Summary: Reading the results: the confusion matrix, precision, recall, and ROC

Accuracy is a poor default on imbalanced data: a 99% accurate model that catches zero of the 1% positive class is still 99% accurate. The honest metrics come from the confusion matrix, with precision, recall, and ROC/AUC telling you what your classifier is actually doing. This summary is the scan version of the full lesson, which closes the track.

Core ideas

Accuracy lies on imbalanced data. The majority class dominates the count; you can score very high without catching the rare class that matters. On any imbalanced problem, look past accuracy.
The confusion matrix is the full picture. Four counts (TP, TN, FP, FN); every other classification metric is some combination of these.
Precision = TP / (TP + FP): of everything I flagged as positive, what fraction is real? High precision = few false alarms.
Recall (sensitivity) = TP / (TP + FN): of all actual positives, what fraction did I catch? High recall = few misses.
Specificity = TN / (TN + FP): of all actual negatives, what fraction did I correctly let through?
F1 = 2 * P * R / (P + R): harmonic mean of precision and recall; drops sharply when either is bad. A single number for balanced reporting.
Precision and recall trade off through the decision threshold. Lower the threshold to raise recall (catch more) at the cost of precision (more false alarms). Raise it for the opposite.
Choose the metric for the cost of each error type: high recall when missing a positive is expensive (medical screen, fraud); high precision when false alarms are expensive (spam filter, search results); F1 when both matter; never accuracy alone on imbalanced data.
ROC and AUC. The ROC curve plots true positive rate vs false positive rate across every threshold; AUC summarizes it as a single number (0.5 random, 1.0 perfect).
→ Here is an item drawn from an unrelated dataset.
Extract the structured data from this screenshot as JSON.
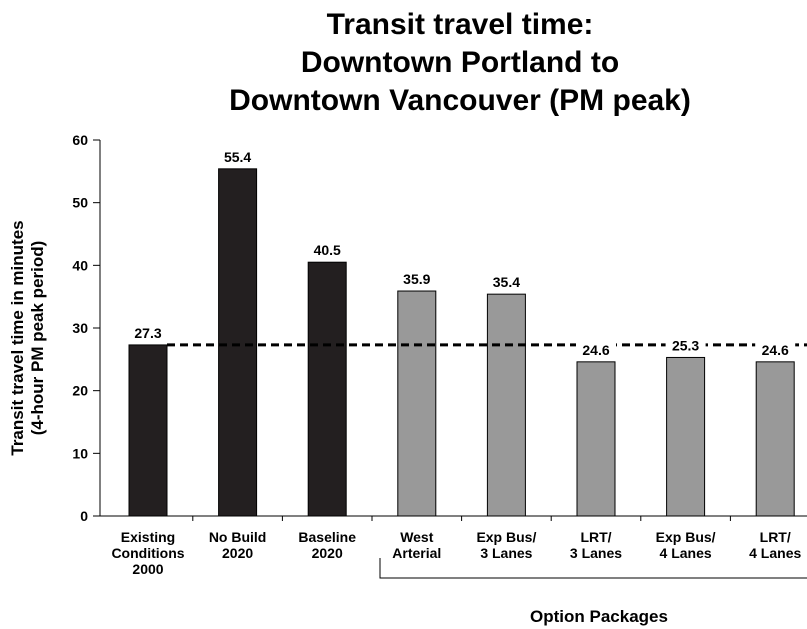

AUC can look optimistic on very imbalanced data; the precision-recall curve is often the more honest companion.

What changes for you

The right reaction to “the model is 99% accurate” is now baked in: ask on what data, what is the class balance, what are precision and recall, and at what threshold. That habit alone protects you from a lot of misleading headlines, especially in domains where the rare class is the one that matters. It also gives the L4 threshold a concrete second meaning: it is the precision-recall dial. With this lesson the track closes. Across fifteen lessons we walked from “what is machine learning” through every workhorse model (regression, classification, ensembles, clustering, dimensionality reduction) and through the evaluation framework that decides whether any of them is doing the job. The classical-machine-learning toolbox is now yours in one piece.